El frío de la noche del 8 de julio no desanimó a los fanáticos, amigos y familiares, que se acercaron a disfrutar del regreso de Mi pequeña muerte a los escenarios. La cita era en La Tangente, un coqueto espacio en el corazón de Palermo Hollywood, con una acústica muy interesante, que desde hace unos meses pide pista en cuanto a recitales con una convocatoria emergente (la sala tiene disponibilidad para 150 personas). El ambiente cálido, las luces bajas, las mesitas a los costados, la gente conversando a un volumen moderado y esa atmósfera relajada, constituían una postal incongruente que mutaría en una nueva forma cuando el Rock devorara el lugar desde el escenario.
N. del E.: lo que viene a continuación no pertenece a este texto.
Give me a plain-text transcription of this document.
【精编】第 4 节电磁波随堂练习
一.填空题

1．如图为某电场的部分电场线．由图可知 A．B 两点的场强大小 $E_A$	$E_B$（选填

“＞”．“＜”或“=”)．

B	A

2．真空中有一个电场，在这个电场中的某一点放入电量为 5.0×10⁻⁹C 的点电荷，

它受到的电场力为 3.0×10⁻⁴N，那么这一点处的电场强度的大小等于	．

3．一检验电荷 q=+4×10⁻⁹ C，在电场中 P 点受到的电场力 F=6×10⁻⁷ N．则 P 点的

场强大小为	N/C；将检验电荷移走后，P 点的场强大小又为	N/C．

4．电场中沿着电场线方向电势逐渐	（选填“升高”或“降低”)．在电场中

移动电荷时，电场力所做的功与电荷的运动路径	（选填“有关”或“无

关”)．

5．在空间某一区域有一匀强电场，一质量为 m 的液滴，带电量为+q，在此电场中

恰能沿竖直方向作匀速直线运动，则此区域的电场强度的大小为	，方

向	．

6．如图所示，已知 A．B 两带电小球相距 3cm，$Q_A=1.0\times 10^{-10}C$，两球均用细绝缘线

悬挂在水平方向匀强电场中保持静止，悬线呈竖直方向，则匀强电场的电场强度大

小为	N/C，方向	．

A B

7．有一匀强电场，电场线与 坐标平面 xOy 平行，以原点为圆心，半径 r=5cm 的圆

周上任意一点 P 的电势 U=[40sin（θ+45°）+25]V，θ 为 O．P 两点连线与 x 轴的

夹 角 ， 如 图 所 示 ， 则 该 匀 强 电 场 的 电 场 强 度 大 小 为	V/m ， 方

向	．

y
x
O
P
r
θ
Alimentan los lobos, su quinta producción discográfica editada en junio, era la excusa para que la banda oriunda de San Martín presentara sus nuevas canciones y borrara cualquier rumor de separación. Lejos de ese fantasma, dieron un show potente, compacto y se los notó en muy buena forma, como si en sus relojes el tiempo no existiera. En ese largo hiato, los integrantes se dedicaron a proyectos paralelos y a agrandar la familia, tal como contaba Julián Perla en una entrevista con Indie Hoy hace pocos días.
Después de una simpática y eufórica presentación de Gente conversando (curiosa banda que tiene dos trabajos editados: un registro en vivo y un EP de estudio), el sonidista de La Tangente optó por dejar rodando Suck It and See de Arctic Monkeys como preámbulo. La ansiedad se respiraba en el ambiente. Cuando el disco promediaba la novena canción, MPM apareció, de manera discreta, se calzó los instrumentos y acabó con tantos años de silencio. La canción elegida para dar inicio a su presentación fue “Buenas compañías”, y la letra parecía acompañar el riesgo del retorno: “Que te acompañe el valor en la vida”.
El repertorio se basó, principalmente, en la última placa (quedando afuera “Los muros” y “La casa de todos”), pero la noche albergó temas de todas las épocas; como “Héroe” de El cazador (2007), “Blues de la mente” de Un futuro brillante (2009) o “La gran hoguera” de El triunfo de la paz (2012). Incluso, para el final, desempolvaron una perlita, “Agujas”, perteneciente a su primer álbum, Hospital (2000). 18 años pasaron de su debut, 18 canciones fueron en total las que anunciaba la lista de temas y 18 las que ejecutaron sin salirse de lo previsto.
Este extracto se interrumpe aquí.